Снова лес, снова этот силуэт. Уже привычка. Только теперь Тири знает, кто ей снится. И в этот раз она твердо намерена вытрясти из Амалы все, что только сможет. Даже если придется сражаться за каждое слово и каждую крупицу информации.
На ее улыбающееся лицо солнечными зайчиками падает свет, пробивающийся сквозь густые кроны. Амала.
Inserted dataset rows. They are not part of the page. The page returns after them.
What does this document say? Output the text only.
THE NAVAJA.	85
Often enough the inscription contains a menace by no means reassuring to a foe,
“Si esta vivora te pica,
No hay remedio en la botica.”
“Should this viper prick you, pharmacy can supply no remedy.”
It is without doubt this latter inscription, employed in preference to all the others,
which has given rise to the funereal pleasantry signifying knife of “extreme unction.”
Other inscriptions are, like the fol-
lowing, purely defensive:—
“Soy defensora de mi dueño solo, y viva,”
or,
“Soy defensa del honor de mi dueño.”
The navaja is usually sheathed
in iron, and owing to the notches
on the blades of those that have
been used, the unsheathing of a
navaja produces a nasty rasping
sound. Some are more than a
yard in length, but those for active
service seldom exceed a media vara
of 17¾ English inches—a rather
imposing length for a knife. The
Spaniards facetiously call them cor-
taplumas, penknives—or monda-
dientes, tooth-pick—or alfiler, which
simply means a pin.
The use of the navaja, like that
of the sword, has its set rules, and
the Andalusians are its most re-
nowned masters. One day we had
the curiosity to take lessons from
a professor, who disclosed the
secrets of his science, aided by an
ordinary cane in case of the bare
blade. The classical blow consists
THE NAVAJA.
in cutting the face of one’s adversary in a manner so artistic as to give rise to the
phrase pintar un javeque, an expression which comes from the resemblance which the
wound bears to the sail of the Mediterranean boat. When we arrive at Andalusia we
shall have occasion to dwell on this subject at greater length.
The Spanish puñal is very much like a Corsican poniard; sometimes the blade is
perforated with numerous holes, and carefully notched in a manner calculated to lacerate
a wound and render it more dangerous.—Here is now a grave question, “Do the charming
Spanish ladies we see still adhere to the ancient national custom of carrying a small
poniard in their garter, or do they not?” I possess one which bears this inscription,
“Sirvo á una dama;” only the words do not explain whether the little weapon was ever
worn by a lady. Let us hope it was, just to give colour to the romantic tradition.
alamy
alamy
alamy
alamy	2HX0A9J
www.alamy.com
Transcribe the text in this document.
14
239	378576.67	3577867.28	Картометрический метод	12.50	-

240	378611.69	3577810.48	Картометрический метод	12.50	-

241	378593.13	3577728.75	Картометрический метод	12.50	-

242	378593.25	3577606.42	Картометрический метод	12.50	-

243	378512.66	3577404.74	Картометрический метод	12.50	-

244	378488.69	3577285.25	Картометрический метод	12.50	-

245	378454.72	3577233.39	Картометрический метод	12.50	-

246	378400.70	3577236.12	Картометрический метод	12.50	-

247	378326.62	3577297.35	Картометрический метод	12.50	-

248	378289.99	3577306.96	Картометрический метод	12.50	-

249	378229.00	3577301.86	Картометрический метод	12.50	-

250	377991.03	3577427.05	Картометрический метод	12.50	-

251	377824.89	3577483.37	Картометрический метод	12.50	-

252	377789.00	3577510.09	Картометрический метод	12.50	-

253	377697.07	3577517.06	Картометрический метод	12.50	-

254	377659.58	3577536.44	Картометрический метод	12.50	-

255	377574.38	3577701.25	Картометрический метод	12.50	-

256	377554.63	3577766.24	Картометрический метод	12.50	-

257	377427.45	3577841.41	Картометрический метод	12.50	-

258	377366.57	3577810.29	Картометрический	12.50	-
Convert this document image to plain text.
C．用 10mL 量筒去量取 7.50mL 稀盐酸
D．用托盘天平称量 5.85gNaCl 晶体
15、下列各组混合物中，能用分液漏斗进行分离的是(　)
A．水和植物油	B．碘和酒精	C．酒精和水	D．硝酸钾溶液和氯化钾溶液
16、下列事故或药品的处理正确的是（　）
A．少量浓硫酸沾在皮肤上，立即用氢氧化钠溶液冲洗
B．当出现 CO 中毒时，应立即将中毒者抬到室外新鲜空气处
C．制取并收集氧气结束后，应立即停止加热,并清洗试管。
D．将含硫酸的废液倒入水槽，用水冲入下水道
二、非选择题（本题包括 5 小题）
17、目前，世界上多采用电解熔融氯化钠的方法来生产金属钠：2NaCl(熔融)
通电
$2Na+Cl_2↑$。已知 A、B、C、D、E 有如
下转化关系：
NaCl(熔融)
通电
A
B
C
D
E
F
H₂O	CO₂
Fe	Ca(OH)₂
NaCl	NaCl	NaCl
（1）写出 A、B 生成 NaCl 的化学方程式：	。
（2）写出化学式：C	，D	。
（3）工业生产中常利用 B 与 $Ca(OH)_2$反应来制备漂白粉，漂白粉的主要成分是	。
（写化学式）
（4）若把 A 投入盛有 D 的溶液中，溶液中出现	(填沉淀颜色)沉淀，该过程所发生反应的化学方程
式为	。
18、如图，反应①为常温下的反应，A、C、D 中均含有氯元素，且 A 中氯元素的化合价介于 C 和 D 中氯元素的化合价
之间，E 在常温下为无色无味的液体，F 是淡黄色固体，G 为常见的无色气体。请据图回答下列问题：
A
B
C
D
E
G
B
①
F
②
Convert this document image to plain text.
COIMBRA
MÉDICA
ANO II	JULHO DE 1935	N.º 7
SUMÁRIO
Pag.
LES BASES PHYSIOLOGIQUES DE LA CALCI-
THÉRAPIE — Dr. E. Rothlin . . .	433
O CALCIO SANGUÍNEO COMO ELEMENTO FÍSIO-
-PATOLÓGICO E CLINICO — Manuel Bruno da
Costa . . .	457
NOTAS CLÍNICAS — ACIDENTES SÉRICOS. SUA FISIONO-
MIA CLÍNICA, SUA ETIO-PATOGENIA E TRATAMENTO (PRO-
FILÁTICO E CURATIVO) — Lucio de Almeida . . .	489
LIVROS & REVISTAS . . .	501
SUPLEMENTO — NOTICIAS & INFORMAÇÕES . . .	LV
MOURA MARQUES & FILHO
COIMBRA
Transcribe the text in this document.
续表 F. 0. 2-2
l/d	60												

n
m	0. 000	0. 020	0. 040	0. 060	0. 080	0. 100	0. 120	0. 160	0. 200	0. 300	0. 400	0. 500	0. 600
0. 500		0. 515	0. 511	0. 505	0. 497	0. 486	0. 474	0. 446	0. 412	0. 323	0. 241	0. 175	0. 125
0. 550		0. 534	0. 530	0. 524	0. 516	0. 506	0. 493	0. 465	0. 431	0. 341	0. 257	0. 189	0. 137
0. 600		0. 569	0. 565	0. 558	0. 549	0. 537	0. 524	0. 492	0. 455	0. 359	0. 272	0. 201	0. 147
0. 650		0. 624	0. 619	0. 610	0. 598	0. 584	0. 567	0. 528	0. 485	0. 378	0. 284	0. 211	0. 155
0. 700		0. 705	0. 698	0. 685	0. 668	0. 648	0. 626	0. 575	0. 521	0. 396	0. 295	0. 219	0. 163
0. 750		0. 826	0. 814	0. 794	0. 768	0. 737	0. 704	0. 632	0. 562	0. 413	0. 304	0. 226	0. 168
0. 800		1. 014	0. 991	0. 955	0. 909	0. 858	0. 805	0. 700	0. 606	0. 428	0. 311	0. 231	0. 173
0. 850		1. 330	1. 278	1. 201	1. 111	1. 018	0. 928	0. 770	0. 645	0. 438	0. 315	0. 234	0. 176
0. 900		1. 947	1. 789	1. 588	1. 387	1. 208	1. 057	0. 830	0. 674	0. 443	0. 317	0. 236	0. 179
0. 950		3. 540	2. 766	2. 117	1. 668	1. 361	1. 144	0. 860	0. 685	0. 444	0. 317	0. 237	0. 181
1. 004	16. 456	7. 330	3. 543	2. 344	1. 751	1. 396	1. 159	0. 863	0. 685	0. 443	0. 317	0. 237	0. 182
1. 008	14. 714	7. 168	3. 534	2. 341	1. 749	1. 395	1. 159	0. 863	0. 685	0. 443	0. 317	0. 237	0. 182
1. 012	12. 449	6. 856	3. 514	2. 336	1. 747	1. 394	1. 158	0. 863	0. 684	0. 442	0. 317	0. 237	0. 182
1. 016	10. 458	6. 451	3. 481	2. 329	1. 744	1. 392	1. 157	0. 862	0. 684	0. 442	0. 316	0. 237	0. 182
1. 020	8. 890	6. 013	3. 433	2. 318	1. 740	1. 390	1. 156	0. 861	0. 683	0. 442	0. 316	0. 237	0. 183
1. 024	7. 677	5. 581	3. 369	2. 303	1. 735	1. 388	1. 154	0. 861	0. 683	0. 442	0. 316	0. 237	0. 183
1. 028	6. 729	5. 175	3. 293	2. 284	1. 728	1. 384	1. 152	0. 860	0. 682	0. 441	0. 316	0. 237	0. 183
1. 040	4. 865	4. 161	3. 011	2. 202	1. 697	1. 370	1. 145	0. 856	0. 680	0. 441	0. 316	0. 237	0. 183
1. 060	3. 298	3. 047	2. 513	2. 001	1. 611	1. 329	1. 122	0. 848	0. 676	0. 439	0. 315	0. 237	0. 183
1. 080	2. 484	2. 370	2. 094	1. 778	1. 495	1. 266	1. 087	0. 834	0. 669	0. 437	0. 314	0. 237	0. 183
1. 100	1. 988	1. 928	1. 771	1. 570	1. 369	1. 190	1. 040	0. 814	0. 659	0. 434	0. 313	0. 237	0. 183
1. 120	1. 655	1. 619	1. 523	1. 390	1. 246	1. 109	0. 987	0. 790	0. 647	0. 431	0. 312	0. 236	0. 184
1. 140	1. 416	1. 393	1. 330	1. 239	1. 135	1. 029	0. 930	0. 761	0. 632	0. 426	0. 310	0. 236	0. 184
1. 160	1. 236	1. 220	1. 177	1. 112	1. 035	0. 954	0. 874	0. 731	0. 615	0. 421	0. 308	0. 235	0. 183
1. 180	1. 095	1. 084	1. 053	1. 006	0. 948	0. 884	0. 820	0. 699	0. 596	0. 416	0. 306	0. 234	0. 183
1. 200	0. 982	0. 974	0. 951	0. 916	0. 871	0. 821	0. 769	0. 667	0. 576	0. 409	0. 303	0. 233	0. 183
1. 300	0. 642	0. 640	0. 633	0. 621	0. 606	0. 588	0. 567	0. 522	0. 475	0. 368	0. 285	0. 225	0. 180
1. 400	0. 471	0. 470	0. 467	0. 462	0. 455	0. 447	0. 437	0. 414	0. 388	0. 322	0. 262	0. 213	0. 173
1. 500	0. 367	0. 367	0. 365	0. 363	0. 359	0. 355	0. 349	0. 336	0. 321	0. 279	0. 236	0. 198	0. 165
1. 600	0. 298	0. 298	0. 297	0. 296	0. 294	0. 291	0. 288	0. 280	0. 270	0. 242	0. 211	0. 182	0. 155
Стоит, руки сложив в карманы, и сама фигура ее манит к себе, заставляет делать шаг за шагом навстречу ослепляющему пятну за ее спиной.
— Амала? — Тири сжимает кулаки, ускоряя шаг.
И происходит нечто невероятное.
Она отвечает.
— Цу’Тири?
Мягкий бархатный голос выбивает воздух из груди и выворачивает кости. Она ответила. Впервые за долгое время, впервые за столько бесплодных попыток дотянуться до нее. Она ответила. Тири останавливается. В этот раз Амала никуда не уйдет. Тири прижмет ее к земле, если понадобится.
— Почему ты здесь? — спрашивает, буравя взглядом смеющиеся голубые глаза.
— А почему ты здесь?
Действительно. Тири фыркает. Почему она здесь? Потому что легла спать и открыла глаза в этом лесу, почему еще? Неужто она по доброй воле оказалась бы в этом неправильном безобразии?
— Нет, — Амала будто читает ее мысли, — ты здесь не поэтому. У всего есть причина.
Тири замирает, чувствуя волну испуга, скатывающуюся по спине каплями холодного пота. Облизывает сухие губы. Неправильность происходящего кажется хуже во сто крат. У всего есть причина. Тогда какая причина у нее?
— Почему ты здесь? — повторяет настойчиво.
Ей не интересно, почему здесь она сама. В первую очередь ей интересно, что значат эти сны и почему Амала ускользает из них, точно тень под яркими лучами. Зачем она приходит, если не говорит ни слова — только улыбается, улыбается, дразнит, маня к себе, а потом попросту исчезает?
— Ты хочешь знать?
Нет, она шутит. Тири хмурится, на Амалу смотря исподлобья. Какой глупый, какой бессмысленный вопрос. Разве она бежала бы к ней каждый раз, как к своему единственному спасению, если бы не хотела? Разве она тянулась бы к ней каждый раз из последних сил, если бы ей было все равно?
— Хочу, — отрезает.
Амала протягивает ей руку. Сердце гулко стучит в ушах. Тири наконец узнает все? Кто она, почему она жива, почему ей снятся эти сны, что ей хочет сказать Великая Мать? Неужели вся эта темная завеса наконец-то обрушится? Какая причина у ее существования?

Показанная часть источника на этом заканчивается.